Glendale Unified interim superintendent looks to steady ship during rocky times

Glendale Unified interim superintendent looks to steady ship during rocky times
Glendale Unified veteran Kelly King smiles during her first meeting as interim superintendent at district headquarters on Feb. 5. (Raul Roa / Glendale News-Press)

When the Glendale Unified school board dismissed Supt.

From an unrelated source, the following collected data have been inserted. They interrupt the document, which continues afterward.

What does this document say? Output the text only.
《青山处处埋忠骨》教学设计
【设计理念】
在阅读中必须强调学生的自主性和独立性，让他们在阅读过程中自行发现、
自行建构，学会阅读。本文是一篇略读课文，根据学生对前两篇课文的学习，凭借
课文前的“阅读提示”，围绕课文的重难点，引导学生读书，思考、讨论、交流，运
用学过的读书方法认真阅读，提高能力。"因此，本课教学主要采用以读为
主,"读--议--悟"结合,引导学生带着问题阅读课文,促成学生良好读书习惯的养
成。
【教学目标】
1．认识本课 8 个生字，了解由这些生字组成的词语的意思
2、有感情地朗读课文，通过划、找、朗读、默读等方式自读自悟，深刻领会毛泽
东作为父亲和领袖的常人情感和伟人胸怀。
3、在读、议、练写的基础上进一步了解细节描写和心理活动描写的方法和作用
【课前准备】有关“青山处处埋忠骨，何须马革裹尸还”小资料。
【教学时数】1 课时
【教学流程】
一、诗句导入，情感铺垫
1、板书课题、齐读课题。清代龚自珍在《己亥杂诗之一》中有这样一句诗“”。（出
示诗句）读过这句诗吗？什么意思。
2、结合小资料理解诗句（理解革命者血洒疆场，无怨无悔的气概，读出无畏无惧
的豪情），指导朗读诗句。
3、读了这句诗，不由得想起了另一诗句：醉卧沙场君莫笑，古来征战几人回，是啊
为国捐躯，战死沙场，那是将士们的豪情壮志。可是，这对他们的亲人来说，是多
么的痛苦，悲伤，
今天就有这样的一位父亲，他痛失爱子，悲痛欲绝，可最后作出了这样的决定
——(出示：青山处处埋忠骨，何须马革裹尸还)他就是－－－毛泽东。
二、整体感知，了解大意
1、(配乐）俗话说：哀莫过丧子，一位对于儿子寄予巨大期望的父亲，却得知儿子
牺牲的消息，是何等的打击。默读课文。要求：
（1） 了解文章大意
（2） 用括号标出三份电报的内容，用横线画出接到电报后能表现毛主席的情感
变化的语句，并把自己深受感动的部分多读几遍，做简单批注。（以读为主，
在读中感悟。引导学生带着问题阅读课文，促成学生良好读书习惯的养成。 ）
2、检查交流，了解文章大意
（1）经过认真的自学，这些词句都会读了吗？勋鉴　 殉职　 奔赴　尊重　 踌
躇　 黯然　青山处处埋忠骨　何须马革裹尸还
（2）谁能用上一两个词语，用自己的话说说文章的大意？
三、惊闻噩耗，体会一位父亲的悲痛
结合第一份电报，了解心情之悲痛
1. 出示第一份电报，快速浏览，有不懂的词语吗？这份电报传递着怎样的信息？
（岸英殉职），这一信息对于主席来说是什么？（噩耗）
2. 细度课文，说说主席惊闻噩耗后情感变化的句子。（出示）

Winfred B. Roberson Jr., during a special meeting on Jan. 29, the move set off a chain of events.

One of the changes was to temporarily name longtime district stalwart employee Kelly King as interim superintendent, replacing Roberson, who helmed Davis Unified School District before coming to Glendale three years ago.


While Glendale Unified officials set a June 1 deadline to hire a new superintendent, King has been asked to lead the district through a few tumultuous months.


The former district teacher, teacher specialist and assistant superintendent has been with Glendale Unified since 1990 and recently spoke to the News-Press about her short-term plans for long-term issues.

Sagebrush issue

One immediate issue King will likely confront will be the potential transfer of the Sagebrush territory of La Cañada Flintridge, currently under Glendale Unified control, to La Cañada Unified.

In May 2017, the Los Angeles County Committee on School District Organization conducted a nonbinding straw vote, as described by Keith Crafton, LACOE director of business advisory services, that preliminarily approved the petition so a California Environmental Quality Act, or CEQA, review could be conducted.

The study’s results were released this past October and a vote on the matter, which was supposed to have been taken within 60 days, may be held in March.

“We continue to assert that this is our community,” King said. “The GUSD community includes that territory. We have no intention of losing a portion of what’s been part of the GUSD community. We have so many strengths and contributors from that territory, and we’re not going to take a stand that’s going to hurt the district, as a whole, and it’s our opinion that losing that territory hurts GUSD.”

Cooperation with the Glendale City Council

During the LACOE meeting in October, the La Cañada breakaway group UniteLCF! and its supporters dominated the public-comment portion of the meeting and were backed by La Cañada Unified Supt. Wendy Sinnette and members of the La Cañada City Council, including Mayor Terry Walker.

Glendale Unified’s board, which has been at odds with the Glendale City Council due to a failed property transfer proposal for new administrative offices for the school district, did not receive any in-person support that day from the council.

“We’ve always had discussions of getting the City Council involved,” King said. “We have letters of support from Mayor [Zareh] Sinanyan. We have letters of support from council member [Vartan] Gharpetian. I think that they value GUSD schools. While we might disagree on the property exchange, it doesn’t mean that they’re not in support of GUSD.”

Glendale Unified property exchange proposal

Five years of planning were shot down in one evening in December for the Glendale Unified school board, which saw a property exchange proposal, facilitated by developer Carmel Partners, voted down by the City Council, 3-1.

Glendale had proposed to swap its current headquarters, located at 223 N. Jackson St., for a larger and newer building with more parking, located at 425 E. Colorado St.

Glendale’s old headquarters would have been converted into a 207-unit residential development that some council members thought would have overfilled an already-tight residential neighborhood.

With that proposal rejected, King said she isn’t sure what district officials will do next.

“We just really need to see where the developer is,” she said. “It’s not in our hands, at the moment. Is the developer moving forward or not with the city? That’s really discussions between them.”

She added, “I don’t want to give up hope, but you know if it doesn’t go through, I think we’ll be frustrated and heartbroken, but then we’ll really have to look and see what we’re going to have to do with the old building that we’re in.”

Potential budget cuts

Operating with a $6.13-million deficit, Glendale Unified staff members have proposed cuts totaling $6.83 million that call for the elimination of some vacant positions and other reduction efforts over the next two school years.

District officials are trying to avoid any layoffs, but they may be needed after filing a qualified budget in December and seeing Glendale Unified’s student enrollment decline again.

“With the proposal that we have moving forward, with some cuts that are away from classrooms, away from school sites, I’m confident that we’ll be able to present a positive certification for the county,” King said. “But it does not mean that we don’t have some tough decisions in front of us.”